# Exercise when limited to couch rest?



## liljaker (Aug 6, 2011)

Well, LOL, if it were Sunny he'd amuse himself watching TV. He is glued to the flatscreen all the time!!!! Loves the cartoons! Obviously, that won't exercise her, but it would AMUSE her!


----------



## msminnamouse (Nov 4, 2010)

I swear, if she watches anymore LMN (the woman's movie network), she's going to become a feminist! Lol.


----------



## sarahmurphy (Mar 22, 2012)

I may have missed something, but isn't the point of rest to "Not exercise"?... She's probably still going to be able to roll off the couch after 6 weeks of holding down the couch... (we have to crate to get stillness around here...)

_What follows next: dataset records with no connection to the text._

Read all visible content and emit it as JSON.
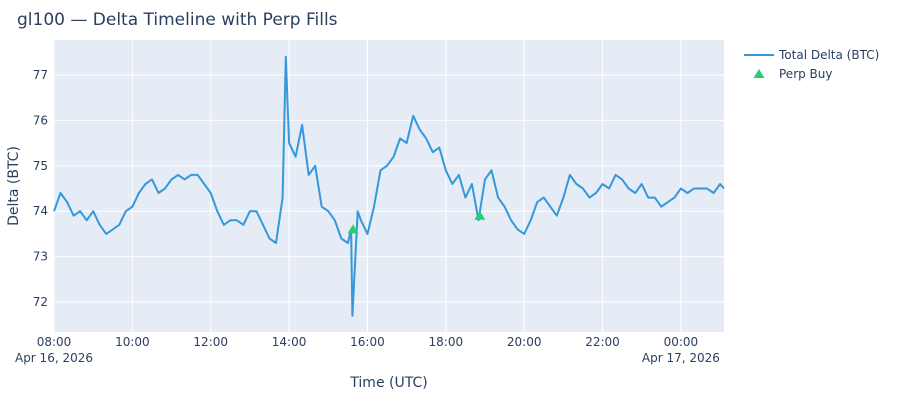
{
  "chart_data": {
    "type": "line",
    "title": "gl100 — Delta Timeline with Perp Fills",
    "x_label": "Time (UTC)",
    "y_label": "Delta (BTC)",
    "xlim": [
      "2026-04-16 08:00",
      "2026-04-17 01:06"
    ],
    "ylim": [
      71.34,
      77.77
    ],
    "xticks": [
      {
        "value": "2026-04-16 08:00",
        "label": "08:00\nApr 16, 2026"
      },
      {
        "value": "2026-04-16 10:00",
        "label": "10:00"
      },
      {
        "value": "2026-04-16 12:00",
        "label": "12:00"
      },
      {
        "value": "2026-04-16 14:00",
        "label": "14:00"
      },
      {
        "value": "2026-04-16 16:00",
        "label": "16:00"
      },
      {
        "value": "2026-04-16 18:00",
        "label": "18:00"
      },
      {
        "value": "2026-04-16 20:00",
        "label": "20:00"
      },
      {
        "value": "2026-04-16 22:00",
        "label": "22:00"
      },
      {
        "value": "2026-04-17 00:00",
        "label": "00:00\nApr 17, 2026"
      }
    ],
    "yticks": [
      72,
      73,
      74,
      75,
      76,
      77
    ],
    "grid": true,
    "legend": "right",
    "series": [
      {
        "name": "Total Delta (BTC)",
        "color": "#3498db",
        "type": "line",
        "x": [
          "2026-04-16 08:00",
          "2026-04-16 08:10",
          "2026-04-16 08:20",
          "2026-04-16 08:30",
          "2026-04-16 08:40",
          "2026-04-16 08:50",
          "2026-04-16 09:00",
          "2026-04-16 09:10",
          "2026-04-16 09:20",
          "2026-04-16 09:30",
          "2026-04-16 09:40",
          "2026-04-16 09:50",
          "2026-04-16 10:00",
          "2026-04-16 10:10",
          "2026-04-16 10:20",
          "2026-04-16 10:30",
          "2026-04-16 10:40",
          "2026-04-16 10:50",
          "2026-04-16 11:00",
          "2026-04-16 11:10",
          "2026-04-16 11:20",
          "2026-04-16 11:30",
          "2026-04-16 11:40",
          "2026-04-16 11:50",
          "2026-04-16 12:00",
          "2026-04-16 12:10",
          "2026-04-16 12:20",
          "2026-04-16 12:30",
          "2026-04-16 12:40",
          "2026-04-16 12:50",
          "2026-04-16 13:00",
          "2026-04-16 13:10",
          "2026-04-16 13:20",
          "2026-04-16 13:30",
          "2026-04-16 13:40",
          "2026-04-16 13:50",
          "2026-04-16 13:55",
          "2026-04-16 14:00",
          "2026-04-16 14:10",
          "2026-04-16 14:20",
          "2026-04-16 14:30",
          "2026-04-16 14:40",
          "2026-04-16 14:50",
          "2026-04-16 15:00",
          "2026-04-16 15:10",
          "2026-04-16 15:20",
          "2026-04-16 15:30",
          "2026-04-16 15:35",
          "2026-04-16 15:37",
          "2026-04-16 15:45",
          "2026-04-16 15:50",
          "2026-04-16 16:00",
          "2026-04-16 16:10",
          "2026-04-16 16:20",
          "2026-04-16 16:30",
          "2026-04-16 16:40",
          "2026-04-16 16:50",
          "2026-04-16 17:00",
          "2026-04-16 17:10",
          "2026-04-16 17:20",
          "2026-04-16 17:30",
          "2026-04-16 17:40",
          "2026-04-16 17:50",
          "2026-04-16 18:00",
          "2026-04-16 18:10",
          "2026-04-16 18:20",
          "2026-04-16 18:30",
          "2026-04-16 18:40",
          "2026-04-16 18:50",
          "2026-04-16 19:00",
          "2026-04-16 19:10",
          "2026-04-16 19:20",
          "2026-04-16 19:30",
          "2026-04-16 19:40",
          "2026-04-16 19:50",
          "2026-04-16 20:00",
          "2026-04-16 20:10",
          "2026-04-16 20:20",
          "2026-04-16 20:30",
          "2026-04-16 20:40",
          "2026-04-16 20:50",
          "2026-04-16 21:00",
          "2026-04-16 21:10",
          "2026-04-16 21:20",
          "2026-04-16 21:30",
          "2026-04-16 21:40",
          "2026-04-16 21:50",
          "2026-04-16 22:00",
          "2026-04-16 22:10",
          "2026-04-16 22:20",
          "2026-04-16 22:30",
          "2026-04-16 22:40",
          "2026-04-16 22:50",
          "2026-04-16 23:00",
          "2026-04-16 23:10",
          "2026-04-16 23:20",
          "2026-04-16 23:30",
          "2026-04-16 23:40",
          "2026-04-16 23:50",
          "2026-04-17 00:00",
          "2026-04-17 00:10",
          "2026-04-17 00:20",
          "2026-04-17 00:30",
          "2026-04-17 00:40",
          "2026-04-17 00:50",
          "2026-04-17 01:00",
          "2026-04-17 01:06"
        ],
        "values": [
          74.0,
          74.4,
          74.2,
          73.9,
          74.0,
          73.8,
          74.0,
          73.7,
          73.5,
          73.6,
          73.7,
          74.0,
          74.1,
          74.4,
          74.6,
          74.7,
          74.4,
          74.5,
          74.7,
          74.8,
          74.7,
          74.8,
          74.8,
          74.6,
          74.4,
          74.0,
          73.7,
          73.8,
          73.8,
          73.7,
          74.0,
          74.0,
          73.7,
          73.4,
          73.3,
          74.3,
          77.4,
          75.5,
          75.2,
          75.9,
          74.8,
          75.0,
          74.1,
          74.0,
          73.8,
          73.4,
          73.3,
          73.6,
          71.7,
          74.0,
          73.8,
          73.5,
          74.1,
          74.9,
          75.0,
          75.2,
          75.6,
          75.5,
          76.1,
          75.8,
          75.6,
          75.3,
          75.4,
          74.9,
          74.6,
          74.8,
          74.3,
          74.6,
          73.8,
          74.7,
          74.9,
          74.3,
          74.1,
          73.8,
          73.6,
          73.5,
          73.8,
          74.2,
          74.3,
          74.1,
          73.9,
          74.3,
          74.8,
          74.6,
          74.5,
          74.3,
          74.4,
          74.6,
          74.5,
          74.8,
          74.7,
          74.5,
          74.4,
          74.6,
          74.3,
          74.3,
          74.1,
          74.2,
          74.3,
          74.5,
          74.4,
          74.5,
          74.5,
          74.5,
          74.4,
          74.6,
          74.5
        ]
      },
      {
        "name": "Perp Buy",
        "color": "#2ecc71",
        "type": "markers",
        "x": [
          "2026-04-16 15:38",
          "2026-04-16 18:52"
        ],
        "values": [
          73.6,
          73.9
        ]
      }
    ]
  }
}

Rumor has it dogs don't understand your words, just your tone of voice, so you may be safe enough with LMN....:bathbaby::bathbaby:

sarah


----------



## Chagall's mom (Jan 9, 2010)

I'm sorry Ginger has an injury and long convalescence ahead of her. How hard for you both! This is really a dog owner's nightmare and torment; how to keep a dog, especially one as smart as a poodle, happily entertained when they're relegated to a sedentary life for a time. I ran a google search for ideas, but didn't really come up with anything novel; the usual food games, relaxation techniques, etc. I do remember a member, *Gorky*, whose spoo Lichen had to recuperate from a nasty shoulder injury, maybe you can reach out to her for some ideas on what she did to keep him content during his recovery? Meanwhile, I'll keep looking on-line and asking other dog owners for their ideas. I think lots of us could use suggestions about how to keep our poods occupied when they're healing. Meanwhile, I'll PM you a post I copied off a Yahoo group about providing activities for convalescing dogs. Pressed for time now or I'd excerpt it here. Good luck!:clover:


----------



## Poodlemama99 (Feb 12, 2010)

Only way to slow mine down during recovery is crate. Horrible for everyone. Nicholas luxating patella recovery was the longest 8 weeks of our lives. Good luck.


----------



## BorderKelpie (Dec 3, 2011)

When our 8 yo cattle dog tore her ACL, we were told to limit exercise to 15 minute walks. Good luck keeping a working Kelpie down. My daughter introduced her to tracking. Pelli was allowed to do scent pads which is basically just stomped out ptches of grass with her food hidden in it. She had to sniff out the food. It gave her something to do that was more standing, sniffing and thinking. She had been so depressed and miserable in her crate. The tracking got her mind (and her tail) working again without straining her knee. She would then go happily into her crate and watch tv and was allowed loose in the house on leash while DD did her homework. Tracking has become a great hobby for both of them Pelli loves it and now my DD is considering doing SAR once she's finished with college. 
Tracking really seems to work for most of my dogs, even the rescue chihuahua has been started recently. It makes them think, which helps wear them out. I have some seriously active dogs. lol


----------



## Karenl39 (Nov 18, 2012)

My 6 month old puppy justs got over her broken leg. She had plates put in it in 2 places. We gave her ace, LOL. Anyways, when she wasn't on the tranquilizer, I played games with her. I taught her to target my hand and also taught her to wait for treats. I also played hiding games with her dog food. I'd hide a piece in the blanket and she had to find it. Good luck, I think this was the longest 4 weeks in my life!


----------